(Fr.): Question posée en français - (N.): Question posée en néerlandais
À la suite de ma question écrite nº 3-1319 (Questions et Réponses, 27 du 9 novembre 2004), force est de constater que le phénomène des agressions par strangulation tel que décrit dans La Dernière Heure du mercredi 25 août 2004 n'est pas un cas isolé.
Le même quotidien annonce le 14 octobre 2004 que le 16 septembre 2004 et le 9 octobre 2004, des personnes se sont présentées à la police après avoir été victimes de voleurs étrangleurs.
Le quotidien « De Morgen » du 11 septembre 2004 annonce que la police bruxelloise a arrêté fin août trois jeunes gens auxquels sont imputés, suivant la source, sept, cinquante et jusqu'à deux cents agressions par strangulation. On n'a pu demander grand-chose au trio, manifestement d'origine palestinienne.
Ce quotidien annonce en outre que le trio en question était composé de mineurs qui se trouvaient en Belgique de manière illégale et qui ont été envoyés à l'Office des étrangers d'où ils ont été renvoyés faute de place.
1. L'honorable ministre confirme-t-il l'information de La Dernière Heure du 14 octobre 2004 ?
2. Confirme-t-il l'information du quotidien « De Morgen » du 11 septembre 2004 ?
3. Combien de déclarations d'agressions par strangulation ont-elles été enregistrées à ce jour ?
4. Où se produisent-elles principalement ?
5. Combien de cas ont-ils entre-temps été élucidés par la police ?
6. Combien de personnes soupçonnées d'avoir commis des agressions par strangulation ont-elles été arrêtées par la police à ce jour et combien ont-elles été libérées, soit parce qu'elles étaient mineures, soit sur la base d'une recommandation de l'Office des étrangers ?
Réponse : L'honorable membre trouvera ci-après les réponses aux différentes questions.

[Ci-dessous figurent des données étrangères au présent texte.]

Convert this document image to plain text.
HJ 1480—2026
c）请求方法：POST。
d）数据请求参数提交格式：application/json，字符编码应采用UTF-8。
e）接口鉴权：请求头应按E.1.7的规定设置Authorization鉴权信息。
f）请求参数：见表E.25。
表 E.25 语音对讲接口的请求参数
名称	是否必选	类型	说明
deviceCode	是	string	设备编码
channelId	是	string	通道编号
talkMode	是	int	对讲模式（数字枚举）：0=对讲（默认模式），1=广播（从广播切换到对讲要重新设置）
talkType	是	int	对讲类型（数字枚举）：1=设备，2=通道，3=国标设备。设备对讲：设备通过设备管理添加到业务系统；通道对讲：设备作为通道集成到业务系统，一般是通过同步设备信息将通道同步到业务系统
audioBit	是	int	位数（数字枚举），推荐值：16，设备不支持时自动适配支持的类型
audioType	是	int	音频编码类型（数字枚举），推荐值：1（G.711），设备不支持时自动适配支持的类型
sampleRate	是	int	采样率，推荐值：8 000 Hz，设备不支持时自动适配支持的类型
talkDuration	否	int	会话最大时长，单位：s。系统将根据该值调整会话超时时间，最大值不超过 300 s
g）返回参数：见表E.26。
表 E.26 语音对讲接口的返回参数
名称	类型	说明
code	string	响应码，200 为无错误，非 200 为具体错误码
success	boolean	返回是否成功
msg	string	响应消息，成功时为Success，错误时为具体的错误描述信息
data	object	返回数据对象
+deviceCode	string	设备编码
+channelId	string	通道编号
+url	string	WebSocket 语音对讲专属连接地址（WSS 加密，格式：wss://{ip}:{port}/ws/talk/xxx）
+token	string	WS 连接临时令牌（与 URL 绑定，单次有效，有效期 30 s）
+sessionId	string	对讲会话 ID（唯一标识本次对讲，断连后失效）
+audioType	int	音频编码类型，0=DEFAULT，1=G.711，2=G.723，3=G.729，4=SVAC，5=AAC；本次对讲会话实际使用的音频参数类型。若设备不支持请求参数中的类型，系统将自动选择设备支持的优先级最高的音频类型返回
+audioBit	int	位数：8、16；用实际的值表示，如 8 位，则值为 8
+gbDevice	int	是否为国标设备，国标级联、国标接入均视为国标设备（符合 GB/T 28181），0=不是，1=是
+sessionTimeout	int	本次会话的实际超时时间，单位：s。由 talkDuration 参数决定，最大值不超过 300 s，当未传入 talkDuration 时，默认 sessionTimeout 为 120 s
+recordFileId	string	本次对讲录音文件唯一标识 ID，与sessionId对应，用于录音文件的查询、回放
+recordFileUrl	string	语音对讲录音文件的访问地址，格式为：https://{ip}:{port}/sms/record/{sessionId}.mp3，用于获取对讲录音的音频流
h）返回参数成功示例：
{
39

La direction de la Banque nationale de données a effectué, à défaut de qualification spécifique pour « attaque par strangulation », une recherche dans la banque de données opérationnelle pour vols graves et pour lesquels les mots « étrangle la victime » figurent dans le modus operandi. Cette recherche révèle 80 faits en 2002, 109 faits en 2003 et 216 faits en 2004. Le 26 août 2004, la section bruxelloise de la police des chemins de fer a effectué une analyse des vols graves au cours desquels les auteurs étranglent leurs victimes ou les tiennent dans une prise de strangulation. Il a été constaté que la plupart des faits se sont passés en surface. Il n'apparaît pas clairement dans quelle mesure ces faits répondent ou non effectivement à ce que l'on entend par attaque par strangulation, à savoir des attentats sur la voie publique avec strangulation de la victime jusqu'à perte de conscience.
En 2002, 14 auteurs ont été identifiés, en 2003, 43 et en 2004, 39.
Entre le 1er juillet 2004 et le 31 décembre 2004, la police locale de Bruxelles-Capitale-Ixelles a reçu au total 53 déclarations pour attaques par strangulation. Dans la même période, 19 auteurs avaient été arrêtés et mis à disposition du Parquet.
Il résulte d'une analyse de la police des chemins de fer de Bruxelles que la plupart des faits se passent en surface, le nombre de faits commis dans une station de métro, de pré-métro ou dans une gare des chemins de fer étant limités. Ces faits sont surtout commis dans la zone se trouvant entre la « zone neutre » (le Parc de Bruxelles, le parlement, etc.) et l'axe « Nord-Sud ».
En ce qui concerne la mise en liberté de mineurs, je me réfère à la réponse à votre question nº 3-275 du 19 septembre 2003.
Quant à l'Office des étrangers il est d'usage que, lorsque le parquet décide de ne pas placer un mineur étranger sous mandat d'arrêt ou dans une institution publique pour observation et éducation sous surveillance ou dans le Centre de détention provisoire (Everberg), le mineur n'est pas emprisonné.